A closed form for an integral expressed as a finite series of $\zeta(2k+1)$, $\pi^m$ and a rational?

I think the following articles can give a clue: http://www.tandfonline.com/doi/abs/10.1080/10652460701688125?journalCode=gitr20 (Closed-form evaluation of some families of cotangent and cosecant integrals, by D. Cvijović) and http://www.sciencedirect.com/science/article/pii/S0377042702003588 (Integral representations of the Riemann zeta function for odd-integer arguments, by D. Cvijović and J. Klinowski).

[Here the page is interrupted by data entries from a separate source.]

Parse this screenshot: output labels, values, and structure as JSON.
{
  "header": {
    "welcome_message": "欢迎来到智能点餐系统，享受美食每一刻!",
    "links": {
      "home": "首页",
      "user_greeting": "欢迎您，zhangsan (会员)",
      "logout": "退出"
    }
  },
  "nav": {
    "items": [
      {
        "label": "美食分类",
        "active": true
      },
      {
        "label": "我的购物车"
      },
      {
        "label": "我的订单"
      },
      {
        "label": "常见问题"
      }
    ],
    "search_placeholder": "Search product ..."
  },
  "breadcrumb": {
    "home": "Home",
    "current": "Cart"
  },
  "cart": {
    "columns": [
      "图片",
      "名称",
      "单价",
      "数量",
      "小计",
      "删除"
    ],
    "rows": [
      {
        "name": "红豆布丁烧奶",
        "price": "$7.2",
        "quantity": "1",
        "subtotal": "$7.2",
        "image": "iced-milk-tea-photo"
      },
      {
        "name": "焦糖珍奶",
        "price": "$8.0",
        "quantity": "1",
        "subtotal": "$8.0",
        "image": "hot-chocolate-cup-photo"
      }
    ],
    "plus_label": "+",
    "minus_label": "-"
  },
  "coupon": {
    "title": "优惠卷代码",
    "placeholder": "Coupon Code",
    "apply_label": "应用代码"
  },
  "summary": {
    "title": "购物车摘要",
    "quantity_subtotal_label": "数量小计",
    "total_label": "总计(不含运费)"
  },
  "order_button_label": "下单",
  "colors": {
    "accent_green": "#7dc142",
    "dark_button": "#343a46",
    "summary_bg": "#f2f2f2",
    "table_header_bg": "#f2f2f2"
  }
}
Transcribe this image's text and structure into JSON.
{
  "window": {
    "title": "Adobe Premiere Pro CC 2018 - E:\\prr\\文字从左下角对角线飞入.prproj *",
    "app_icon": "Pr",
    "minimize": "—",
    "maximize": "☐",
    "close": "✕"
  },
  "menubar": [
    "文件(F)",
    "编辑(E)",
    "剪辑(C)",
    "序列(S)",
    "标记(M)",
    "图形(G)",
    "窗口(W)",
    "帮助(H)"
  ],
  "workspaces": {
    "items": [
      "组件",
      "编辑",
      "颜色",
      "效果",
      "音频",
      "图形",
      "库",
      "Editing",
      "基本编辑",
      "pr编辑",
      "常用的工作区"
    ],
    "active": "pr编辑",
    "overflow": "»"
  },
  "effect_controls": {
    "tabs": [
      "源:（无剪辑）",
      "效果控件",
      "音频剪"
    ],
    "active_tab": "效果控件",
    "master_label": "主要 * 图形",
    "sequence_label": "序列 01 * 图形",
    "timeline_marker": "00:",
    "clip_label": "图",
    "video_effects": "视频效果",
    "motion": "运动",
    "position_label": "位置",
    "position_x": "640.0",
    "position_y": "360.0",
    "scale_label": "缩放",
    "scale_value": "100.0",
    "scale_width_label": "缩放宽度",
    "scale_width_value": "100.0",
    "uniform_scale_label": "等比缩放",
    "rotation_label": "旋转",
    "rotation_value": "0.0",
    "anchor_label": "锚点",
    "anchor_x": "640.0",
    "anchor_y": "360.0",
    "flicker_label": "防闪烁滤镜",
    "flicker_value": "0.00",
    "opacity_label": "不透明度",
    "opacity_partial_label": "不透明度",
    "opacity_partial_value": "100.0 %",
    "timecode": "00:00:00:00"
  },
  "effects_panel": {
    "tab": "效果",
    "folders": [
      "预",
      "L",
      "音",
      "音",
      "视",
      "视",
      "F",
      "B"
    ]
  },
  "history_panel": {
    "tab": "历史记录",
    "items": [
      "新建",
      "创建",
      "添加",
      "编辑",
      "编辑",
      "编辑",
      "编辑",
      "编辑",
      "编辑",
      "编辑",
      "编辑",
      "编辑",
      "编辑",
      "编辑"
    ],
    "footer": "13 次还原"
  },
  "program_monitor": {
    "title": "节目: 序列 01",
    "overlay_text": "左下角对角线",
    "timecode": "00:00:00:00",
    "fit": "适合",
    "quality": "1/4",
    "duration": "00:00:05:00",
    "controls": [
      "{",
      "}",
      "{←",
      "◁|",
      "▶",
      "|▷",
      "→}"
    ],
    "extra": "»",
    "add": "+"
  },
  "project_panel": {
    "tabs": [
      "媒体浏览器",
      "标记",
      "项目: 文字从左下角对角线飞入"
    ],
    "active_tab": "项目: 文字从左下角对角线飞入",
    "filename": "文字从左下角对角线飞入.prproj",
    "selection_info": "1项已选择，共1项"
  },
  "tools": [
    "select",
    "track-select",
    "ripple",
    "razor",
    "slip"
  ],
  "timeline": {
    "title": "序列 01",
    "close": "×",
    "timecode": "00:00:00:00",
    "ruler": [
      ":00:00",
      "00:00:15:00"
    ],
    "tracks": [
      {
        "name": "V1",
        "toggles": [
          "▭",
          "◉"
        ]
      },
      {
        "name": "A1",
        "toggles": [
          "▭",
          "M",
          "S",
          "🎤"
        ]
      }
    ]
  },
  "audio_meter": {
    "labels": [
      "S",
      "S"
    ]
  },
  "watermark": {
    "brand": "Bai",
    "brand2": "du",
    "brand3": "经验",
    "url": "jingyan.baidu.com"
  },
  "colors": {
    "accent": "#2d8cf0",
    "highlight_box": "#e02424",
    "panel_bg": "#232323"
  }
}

Update. In particular, using $2x^n=E_n(x)+E_n(1+x)$ and $E_n(1+x)=\sum\limits_{k=0}^n\binom{n}{k}E_k(x)$, we get $$f(n)=\frac{\pi^{n+2}}{2}\left[I_n+\sum\limits_{k=0}^n\binom{n}{k}I_k-I_{n+1}-\sum\limits_{k=0}^{n+1}\binom{n+1}{k}I_k\right]=\frac{\pi^{n+2}}{2}\left[I_n-2I_{n+1}-\sum\limits_{k=1}^n\binom{n}{k-1}I_k\right], \tag{1}$$ where $$I_n=\int\limits_0^1E_n(x)\csc{(\pi x)}\,dx.$$ Odd indices in (1) doesn't contribute because $E_n(1-x)=(-1)^nE_n(x)$ leads to the integrand which is antisymmetric with regard to $x\to 1-x$. For even indices, $I_n$ was calculated in the second paper indicated above as $$I_{2n}=(-1)^n\frac{(4-2^{1-2n})(2n)!}{\pi^{2n+1}}\zeta(2n+1),$$ and we obtain, for even $n=2m$: $$f(2m)=(-1)^m\frac{\pi}{2}(4-2^{1-2m})(2m)!\,\zeta(2m+1)- \sum\limits_{p=1}^m(-1)^p\;\frac{\pi^{2(m-p)+1}}{2}\;\binom{2m}{2p-1}(4-2^{1-2p})(2p)!\,\zeta(2p+1),$$ and for odd $n=2m-1, m>1$: $$f(2m-1)=(-1)^{m+1}(4-2^{1-2m})(2m)!\,\zeta(2m+1)-\sum\limits_{p=1}^{m-1}(-1)^p\;\frac{\pi^{2(m-p)}}{2}\;\binom{2m-1}{2p-1}(4-2^{1-2p})(2p)!\,\zeta(2p+1).$$

Not an answer, but... Mathematica evaluates the indefinite integral $$\int x^k \csc x d x$$ in terms of polylogs, from which your integral follows readily, so the obvious question is - how does it do the indefinite integral. The short answer is: The Risch algorithm (or, more precisely, an extension, since the original algorithm only deals with elementary antiderivatives). However, if you want to do it by hand, the two methods which come to mind are:

1. Make the substitution $u = \exp(i x),$ which transforms your integrand into a power of log times a rational function - this is plausbible, since the arguments of the polylogs have the form $\exp(i x),$ so Mathematica might, indeed, be doing this.
2. Expand $\csc x$ in its Laurent series around $0,$ and integrate term by term. The Laurent series is explicit (in terms of Bernoulli numbers), so it may be that a simple manipulation gets it to your linear combination of zetas (I haven't tried).